Modular and monolithic blockchains
- The first approach to building blockchains was a monolithic design where a single blockchain does everything.
- The idea of a modular blockchain is that it can specialize in a couple of functions instead of trying to do everything. Namely, modular blockchains decouple consensus from execution.
- The monolithic approach causes some inherent problems with scaling, which includes expensive hardware, limited control, and high overhead.
Blockchain researchers have long grappled with the challenge of creating the optimal system. Many architectures have been tried whose goal was to accommodate all users on a single chain or a tightly coupled group of chains that live under a single network. This approach has proved limited and complex in scaling a system for billions of users. Solutions to this challenge progressed with sharding and layer 2 blockchains to provide additional scale to layer 1. The concept of splitting blockchains up into separate components introduced the idea that a single blockchain doesn’t need to do everything on its own.
The next evolution of that concept is modular blockchains. By making the blockchain modular and splitting up its processes among multiple specialized layers, a more optimal system can be created that is sovereign, scalable, and secure.
The framework behind modular blockchains lies in the principle of modular design. A design is modular if it divides a system into smaller parts that can be exchanged or replaced.
The idea of a modular blockchain is that it can specialize in a couple of functions instead of trying to do everything. A more scalable and customizable system can be created by combining multiple specialized blockchains.
The functions that modular blockchains can specialize in are:
- Execution: Process transactions.
- Settlement: Dispute resolution and bridge (optional).
- Consensus: Order transactions.
- Data availability: Ensure data is available.
For example, rollups are a type of modular blockchain that specialize in execution. This allows them to offload work to other specialized modular blockchains. Celestia is an example of a modular blockchain that provides the other functions that rollups depend on, like consensus and data availability.
Celestia is different from previous blockchain designs, which had execution as core functionality. Recognizing that modularity allows blockchains to be created for specific purposes, there is no need for execution because that can be the job of a separate chain. Doing so enables a more efficient and scalable blockchain.
Monolithic blockchains were the first design approach to building blockchains. The idea being that a blockchain can do everything. That includes things like processing transactions, checking whether they’re correct, and getting nodes to agree on them.
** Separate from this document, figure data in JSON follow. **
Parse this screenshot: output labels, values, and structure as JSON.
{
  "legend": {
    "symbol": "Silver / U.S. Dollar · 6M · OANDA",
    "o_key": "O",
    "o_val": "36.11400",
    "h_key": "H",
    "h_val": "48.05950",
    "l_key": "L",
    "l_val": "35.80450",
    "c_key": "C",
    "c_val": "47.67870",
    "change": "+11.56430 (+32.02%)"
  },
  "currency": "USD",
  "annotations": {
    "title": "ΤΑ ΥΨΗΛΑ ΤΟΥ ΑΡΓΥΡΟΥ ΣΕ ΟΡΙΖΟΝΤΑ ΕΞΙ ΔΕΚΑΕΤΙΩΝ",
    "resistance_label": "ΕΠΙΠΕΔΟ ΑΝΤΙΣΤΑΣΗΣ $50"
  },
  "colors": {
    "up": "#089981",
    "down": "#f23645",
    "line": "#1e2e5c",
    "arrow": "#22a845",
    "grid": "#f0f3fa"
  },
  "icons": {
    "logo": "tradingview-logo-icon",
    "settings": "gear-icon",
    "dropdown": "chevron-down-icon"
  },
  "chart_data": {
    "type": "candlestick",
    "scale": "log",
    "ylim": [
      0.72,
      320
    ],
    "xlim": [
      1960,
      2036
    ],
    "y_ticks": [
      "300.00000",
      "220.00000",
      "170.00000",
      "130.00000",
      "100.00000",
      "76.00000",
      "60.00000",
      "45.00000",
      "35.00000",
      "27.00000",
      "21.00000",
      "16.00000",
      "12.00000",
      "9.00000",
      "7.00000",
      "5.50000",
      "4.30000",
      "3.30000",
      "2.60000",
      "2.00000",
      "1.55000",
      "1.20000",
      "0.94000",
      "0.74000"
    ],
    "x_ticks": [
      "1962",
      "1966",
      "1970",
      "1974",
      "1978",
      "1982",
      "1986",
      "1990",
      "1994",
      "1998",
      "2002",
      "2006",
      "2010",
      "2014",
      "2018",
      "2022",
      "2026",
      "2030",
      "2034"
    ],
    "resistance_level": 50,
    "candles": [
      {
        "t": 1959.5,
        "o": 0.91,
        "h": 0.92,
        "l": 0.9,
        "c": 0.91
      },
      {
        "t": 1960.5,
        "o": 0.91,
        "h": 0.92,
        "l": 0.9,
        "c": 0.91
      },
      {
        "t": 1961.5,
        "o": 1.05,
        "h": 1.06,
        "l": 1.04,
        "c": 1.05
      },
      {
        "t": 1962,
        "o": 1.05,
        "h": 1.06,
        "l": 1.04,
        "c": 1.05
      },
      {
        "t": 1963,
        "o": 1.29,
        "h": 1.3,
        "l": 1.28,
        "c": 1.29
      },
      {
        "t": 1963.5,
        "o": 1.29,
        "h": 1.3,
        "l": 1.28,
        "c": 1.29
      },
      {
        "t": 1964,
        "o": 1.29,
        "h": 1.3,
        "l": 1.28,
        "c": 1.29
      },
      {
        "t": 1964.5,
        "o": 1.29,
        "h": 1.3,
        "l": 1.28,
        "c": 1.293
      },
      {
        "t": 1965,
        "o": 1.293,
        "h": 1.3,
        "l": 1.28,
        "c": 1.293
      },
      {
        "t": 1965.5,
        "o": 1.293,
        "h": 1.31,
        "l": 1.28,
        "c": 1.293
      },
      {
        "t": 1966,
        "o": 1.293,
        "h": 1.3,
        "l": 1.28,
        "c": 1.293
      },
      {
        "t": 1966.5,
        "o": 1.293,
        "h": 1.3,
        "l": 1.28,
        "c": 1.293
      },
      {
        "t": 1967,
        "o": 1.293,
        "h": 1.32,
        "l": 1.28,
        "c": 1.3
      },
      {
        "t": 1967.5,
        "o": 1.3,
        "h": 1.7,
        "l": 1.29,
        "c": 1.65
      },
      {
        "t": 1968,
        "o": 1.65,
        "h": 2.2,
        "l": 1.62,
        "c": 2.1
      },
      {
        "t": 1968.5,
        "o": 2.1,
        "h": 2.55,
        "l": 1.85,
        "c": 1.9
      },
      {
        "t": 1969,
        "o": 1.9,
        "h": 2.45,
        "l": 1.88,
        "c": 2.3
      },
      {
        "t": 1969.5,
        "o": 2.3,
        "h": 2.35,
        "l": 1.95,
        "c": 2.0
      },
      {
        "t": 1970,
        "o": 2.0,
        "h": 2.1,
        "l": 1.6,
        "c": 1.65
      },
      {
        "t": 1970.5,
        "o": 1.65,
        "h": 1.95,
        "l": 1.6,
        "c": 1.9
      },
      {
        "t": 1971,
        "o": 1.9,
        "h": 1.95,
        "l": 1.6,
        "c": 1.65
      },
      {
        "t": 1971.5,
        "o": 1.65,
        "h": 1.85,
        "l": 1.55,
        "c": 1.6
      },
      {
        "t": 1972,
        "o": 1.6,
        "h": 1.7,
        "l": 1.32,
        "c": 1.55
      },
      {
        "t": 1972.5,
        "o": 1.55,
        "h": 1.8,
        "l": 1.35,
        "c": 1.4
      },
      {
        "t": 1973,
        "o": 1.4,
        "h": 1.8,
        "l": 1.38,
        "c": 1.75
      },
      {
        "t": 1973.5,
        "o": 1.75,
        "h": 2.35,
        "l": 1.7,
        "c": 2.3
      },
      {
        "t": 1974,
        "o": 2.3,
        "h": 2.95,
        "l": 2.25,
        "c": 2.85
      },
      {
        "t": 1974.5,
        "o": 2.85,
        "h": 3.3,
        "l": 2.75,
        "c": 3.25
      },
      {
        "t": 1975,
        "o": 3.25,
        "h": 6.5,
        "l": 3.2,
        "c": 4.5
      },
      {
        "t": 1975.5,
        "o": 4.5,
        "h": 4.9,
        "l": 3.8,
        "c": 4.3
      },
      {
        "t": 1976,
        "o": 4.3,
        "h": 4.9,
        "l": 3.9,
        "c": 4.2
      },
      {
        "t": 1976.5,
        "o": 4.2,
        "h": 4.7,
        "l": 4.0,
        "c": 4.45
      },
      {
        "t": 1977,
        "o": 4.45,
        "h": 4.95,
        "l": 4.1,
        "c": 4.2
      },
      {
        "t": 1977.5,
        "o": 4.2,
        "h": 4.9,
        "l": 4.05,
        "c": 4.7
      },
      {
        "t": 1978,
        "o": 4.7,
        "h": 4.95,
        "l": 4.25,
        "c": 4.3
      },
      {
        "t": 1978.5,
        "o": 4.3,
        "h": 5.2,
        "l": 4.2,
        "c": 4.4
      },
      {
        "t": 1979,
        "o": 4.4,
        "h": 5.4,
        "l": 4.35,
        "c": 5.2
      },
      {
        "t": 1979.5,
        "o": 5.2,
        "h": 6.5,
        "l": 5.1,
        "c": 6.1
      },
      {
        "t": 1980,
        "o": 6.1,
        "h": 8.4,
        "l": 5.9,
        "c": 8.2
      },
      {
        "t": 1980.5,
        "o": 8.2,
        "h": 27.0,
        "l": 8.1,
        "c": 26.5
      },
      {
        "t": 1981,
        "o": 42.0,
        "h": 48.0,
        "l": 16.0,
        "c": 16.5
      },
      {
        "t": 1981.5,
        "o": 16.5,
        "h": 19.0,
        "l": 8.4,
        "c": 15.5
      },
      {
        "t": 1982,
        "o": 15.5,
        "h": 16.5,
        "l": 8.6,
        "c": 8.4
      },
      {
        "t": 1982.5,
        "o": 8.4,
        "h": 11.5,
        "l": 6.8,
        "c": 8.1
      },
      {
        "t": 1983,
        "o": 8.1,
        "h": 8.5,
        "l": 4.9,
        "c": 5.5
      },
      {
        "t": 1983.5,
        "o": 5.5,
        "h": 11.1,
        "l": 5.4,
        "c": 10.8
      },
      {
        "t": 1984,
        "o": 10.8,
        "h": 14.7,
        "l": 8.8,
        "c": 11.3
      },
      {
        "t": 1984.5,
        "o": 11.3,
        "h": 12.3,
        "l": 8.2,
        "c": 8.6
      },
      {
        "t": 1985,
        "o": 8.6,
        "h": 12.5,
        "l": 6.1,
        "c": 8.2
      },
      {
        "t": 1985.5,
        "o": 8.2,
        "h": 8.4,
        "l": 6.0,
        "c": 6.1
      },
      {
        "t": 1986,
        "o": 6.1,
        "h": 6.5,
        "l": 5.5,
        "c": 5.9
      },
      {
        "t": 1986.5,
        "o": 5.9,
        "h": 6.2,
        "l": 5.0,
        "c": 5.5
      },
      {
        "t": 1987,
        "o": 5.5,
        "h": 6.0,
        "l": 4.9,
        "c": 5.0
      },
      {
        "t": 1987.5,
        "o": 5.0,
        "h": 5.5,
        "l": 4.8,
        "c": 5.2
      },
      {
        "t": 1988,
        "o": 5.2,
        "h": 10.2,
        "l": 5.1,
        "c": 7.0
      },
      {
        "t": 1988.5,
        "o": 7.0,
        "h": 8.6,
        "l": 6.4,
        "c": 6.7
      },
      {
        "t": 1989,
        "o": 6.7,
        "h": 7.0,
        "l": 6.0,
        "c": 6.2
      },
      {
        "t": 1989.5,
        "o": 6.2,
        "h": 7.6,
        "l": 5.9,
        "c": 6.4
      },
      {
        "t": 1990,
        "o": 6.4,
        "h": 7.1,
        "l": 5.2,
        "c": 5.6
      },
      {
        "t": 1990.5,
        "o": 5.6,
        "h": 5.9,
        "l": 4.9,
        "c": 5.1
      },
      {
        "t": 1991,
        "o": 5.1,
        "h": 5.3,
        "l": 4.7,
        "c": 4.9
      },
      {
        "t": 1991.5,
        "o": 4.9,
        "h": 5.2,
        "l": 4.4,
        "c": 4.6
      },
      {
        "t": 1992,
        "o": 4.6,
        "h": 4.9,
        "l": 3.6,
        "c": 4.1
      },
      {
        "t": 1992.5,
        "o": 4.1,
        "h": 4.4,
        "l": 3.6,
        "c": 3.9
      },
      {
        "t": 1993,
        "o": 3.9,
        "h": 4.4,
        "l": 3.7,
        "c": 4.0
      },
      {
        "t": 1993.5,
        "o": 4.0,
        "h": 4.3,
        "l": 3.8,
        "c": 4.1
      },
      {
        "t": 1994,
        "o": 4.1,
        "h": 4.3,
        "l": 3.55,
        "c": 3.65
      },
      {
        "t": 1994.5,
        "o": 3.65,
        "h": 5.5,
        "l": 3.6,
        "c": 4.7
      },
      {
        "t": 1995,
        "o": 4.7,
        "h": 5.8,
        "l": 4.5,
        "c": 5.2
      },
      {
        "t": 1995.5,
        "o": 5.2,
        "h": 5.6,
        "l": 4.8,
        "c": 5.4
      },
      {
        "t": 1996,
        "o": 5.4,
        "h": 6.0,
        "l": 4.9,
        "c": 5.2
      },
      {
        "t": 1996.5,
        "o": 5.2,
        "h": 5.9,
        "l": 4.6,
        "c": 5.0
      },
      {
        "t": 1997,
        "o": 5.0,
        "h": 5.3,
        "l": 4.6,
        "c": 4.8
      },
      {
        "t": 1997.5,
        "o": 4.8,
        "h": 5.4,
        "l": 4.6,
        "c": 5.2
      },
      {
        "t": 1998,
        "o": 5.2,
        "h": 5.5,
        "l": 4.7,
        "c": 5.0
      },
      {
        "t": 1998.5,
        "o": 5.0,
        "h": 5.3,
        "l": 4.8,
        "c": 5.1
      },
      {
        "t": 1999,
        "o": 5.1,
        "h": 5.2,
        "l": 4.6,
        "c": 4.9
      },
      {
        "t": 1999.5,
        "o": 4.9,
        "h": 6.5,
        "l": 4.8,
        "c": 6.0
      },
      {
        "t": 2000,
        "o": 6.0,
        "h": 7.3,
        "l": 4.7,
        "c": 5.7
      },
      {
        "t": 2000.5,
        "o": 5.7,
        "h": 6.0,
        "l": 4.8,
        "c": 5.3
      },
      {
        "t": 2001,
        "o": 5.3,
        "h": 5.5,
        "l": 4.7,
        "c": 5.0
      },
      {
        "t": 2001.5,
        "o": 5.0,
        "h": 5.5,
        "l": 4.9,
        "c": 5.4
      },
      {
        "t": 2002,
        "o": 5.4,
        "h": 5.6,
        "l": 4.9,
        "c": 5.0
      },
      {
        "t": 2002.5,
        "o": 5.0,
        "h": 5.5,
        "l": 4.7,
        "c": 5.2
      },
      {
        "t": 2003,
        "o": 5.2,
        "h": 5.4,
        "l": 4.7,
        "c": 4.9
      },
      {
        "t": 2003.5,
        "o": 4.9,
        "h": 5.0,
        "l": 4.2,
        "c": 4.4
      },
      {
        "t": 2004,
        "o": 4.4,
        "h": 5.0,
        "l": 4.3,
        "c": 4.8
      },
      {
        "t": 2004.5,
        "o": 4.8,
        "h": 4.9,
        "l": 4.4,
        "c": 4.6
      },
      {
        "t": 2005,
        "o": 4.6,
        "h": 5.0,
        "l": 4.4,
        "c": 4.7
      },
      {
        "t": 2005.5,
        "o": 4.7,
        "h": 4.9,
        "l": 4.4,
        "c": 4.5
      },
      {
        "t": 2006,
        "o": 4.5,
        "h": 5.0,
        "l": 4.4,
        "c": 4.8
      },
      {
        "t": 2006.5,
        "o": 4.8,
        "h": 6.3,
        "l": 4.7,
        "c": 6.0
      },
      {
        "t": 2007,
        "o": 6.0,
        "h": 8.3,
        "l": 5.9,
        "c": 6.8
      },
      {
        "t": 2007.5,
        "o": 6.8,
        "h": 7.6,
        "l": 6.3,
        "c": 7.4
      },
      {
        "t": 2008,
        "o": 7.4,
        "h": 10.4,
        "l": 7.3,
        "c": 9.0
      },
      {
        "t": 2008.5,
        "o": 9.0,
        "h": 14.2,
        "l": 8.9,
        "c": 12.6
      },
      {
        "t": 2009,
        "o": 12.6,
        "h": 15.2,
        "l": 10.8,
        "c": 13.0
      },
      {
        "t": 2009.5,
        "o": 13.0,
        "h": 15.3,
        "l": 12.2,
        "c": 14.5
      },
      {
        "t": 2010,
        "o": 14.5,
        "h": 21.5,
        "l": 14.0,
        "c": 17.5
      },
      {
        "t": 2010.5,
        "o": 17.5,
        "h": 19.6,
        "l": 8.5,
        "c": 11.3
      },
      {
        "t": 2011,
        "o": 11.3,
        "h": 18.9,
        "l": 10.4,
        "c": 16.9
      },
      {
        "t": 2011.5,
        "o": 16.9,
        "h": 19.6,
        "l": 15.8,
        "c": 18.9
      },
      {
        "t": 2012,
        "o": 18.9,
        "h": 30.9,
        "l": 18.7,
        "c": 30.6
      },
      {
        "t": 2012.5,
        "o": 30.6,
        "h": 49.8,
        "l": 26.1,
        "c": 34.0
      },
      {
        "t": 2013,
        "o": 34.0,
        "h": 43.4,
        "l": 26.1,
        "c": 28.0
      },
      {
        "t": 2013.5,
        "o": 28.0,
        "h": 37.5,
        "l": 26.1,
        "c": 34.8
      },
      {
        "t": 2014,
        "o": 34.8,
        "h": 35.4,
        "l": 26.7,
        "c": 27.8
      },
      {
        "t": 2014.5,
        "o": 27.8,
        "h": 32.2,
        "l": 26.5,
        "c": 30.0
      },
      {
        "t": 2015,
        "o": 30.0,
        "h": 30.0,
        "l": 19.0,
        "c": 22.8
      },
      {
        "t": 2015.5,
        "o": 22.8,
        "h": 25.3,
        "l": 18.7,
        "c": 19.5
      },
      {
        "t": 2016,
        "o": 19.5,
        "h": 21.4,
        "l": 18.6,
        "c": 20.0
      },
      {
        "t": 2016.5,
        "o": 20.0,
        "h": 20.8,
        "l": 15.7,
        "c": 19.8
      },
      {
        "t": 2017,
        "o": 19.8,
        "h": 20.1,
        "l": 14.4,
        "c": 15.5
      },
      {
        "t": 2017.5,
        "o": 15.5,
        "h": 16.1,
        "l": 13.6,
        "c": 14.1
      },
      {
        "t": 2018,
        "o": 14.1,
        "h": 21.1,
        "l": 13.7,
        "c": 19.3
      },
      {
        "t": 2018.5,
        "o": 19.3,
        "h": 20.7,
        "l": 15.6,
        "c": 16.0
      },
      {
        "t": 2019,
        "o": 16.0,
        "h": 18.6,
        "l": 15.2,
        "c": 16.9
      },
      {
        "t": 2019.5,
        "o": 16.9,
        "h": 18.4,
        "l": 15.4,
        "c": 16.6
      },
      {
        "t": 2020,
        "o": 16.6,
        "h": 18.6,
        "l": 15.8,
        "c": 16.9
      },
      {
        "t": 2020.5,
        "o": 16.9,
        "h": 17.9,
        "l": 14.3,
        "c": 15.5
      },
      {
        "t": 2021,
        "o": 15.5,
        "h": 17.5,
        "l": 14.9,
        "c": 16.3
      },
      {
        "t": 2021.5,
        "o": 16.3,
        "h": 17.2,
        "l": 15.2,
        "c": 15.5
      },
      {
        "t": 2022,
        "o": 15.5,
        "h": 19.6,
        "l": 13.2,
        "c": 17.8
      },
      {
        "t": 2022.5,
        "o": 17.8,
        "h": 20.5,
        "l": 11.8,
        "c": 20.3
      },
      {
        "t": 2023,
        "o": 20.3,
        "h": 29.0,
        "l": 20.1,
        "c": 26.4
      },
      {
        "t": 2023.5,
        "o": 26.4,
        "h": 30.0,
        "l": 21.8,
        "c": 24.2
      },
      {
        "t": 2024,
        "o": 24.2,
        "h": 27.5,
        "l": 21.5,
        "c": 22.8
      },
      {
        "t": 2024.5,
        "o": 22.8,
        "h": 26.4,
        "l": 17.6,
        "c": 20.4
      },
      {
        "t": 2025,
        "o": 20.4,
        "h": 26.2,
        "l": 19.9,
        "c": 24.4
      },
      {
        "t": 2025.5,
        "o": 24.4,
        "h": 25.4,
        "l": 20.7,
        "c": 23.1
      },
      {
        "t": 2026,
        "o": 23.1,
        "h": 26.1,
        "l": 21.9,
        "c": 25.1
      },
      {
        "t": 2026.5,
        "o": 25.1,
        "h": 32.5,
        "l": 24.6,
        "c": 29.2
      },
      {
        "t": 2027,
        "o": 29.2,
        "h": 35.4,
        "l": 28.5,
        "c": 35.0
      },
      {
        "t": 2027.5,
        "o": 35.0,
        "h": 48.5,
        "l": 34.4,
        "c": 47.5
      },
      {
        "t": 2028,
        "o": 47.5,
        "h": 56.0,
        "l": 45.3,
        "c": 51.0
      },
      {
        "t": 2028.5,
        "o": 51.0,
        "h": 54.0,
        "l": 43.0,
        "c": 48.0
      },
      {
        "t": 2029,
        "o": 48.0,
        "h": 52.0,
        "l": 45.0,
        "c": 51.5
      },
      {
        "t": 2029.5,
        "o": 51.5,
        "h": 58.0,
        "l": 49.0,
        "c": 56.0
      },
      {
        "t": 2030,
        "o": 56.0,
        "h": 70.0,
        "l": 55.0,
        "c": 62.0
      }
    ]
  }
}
As opposed to modular blockchains that spread out functions over multiple specialized chains, monolithic blockchains do everything on a single blockchain.
This monolithic approach causes some inherent problems with scaling while retaining the core principle of decentralization:
- High hardware requirements: Monolithic chains can increase the number of transactions they process, but it comes at a cost. That cost is higher hardware requirements for nodes to verify the chain.
- Bootstrapping validators: Deploying a new monolithic blockchain requires the overhead of bootstrapping a secure validator set and maintaining a consensus network.
- Limited control: Apps must follow the predetermined rules of the chain they deploy to. This includes the programming model, ability to fork, and community culture, among others.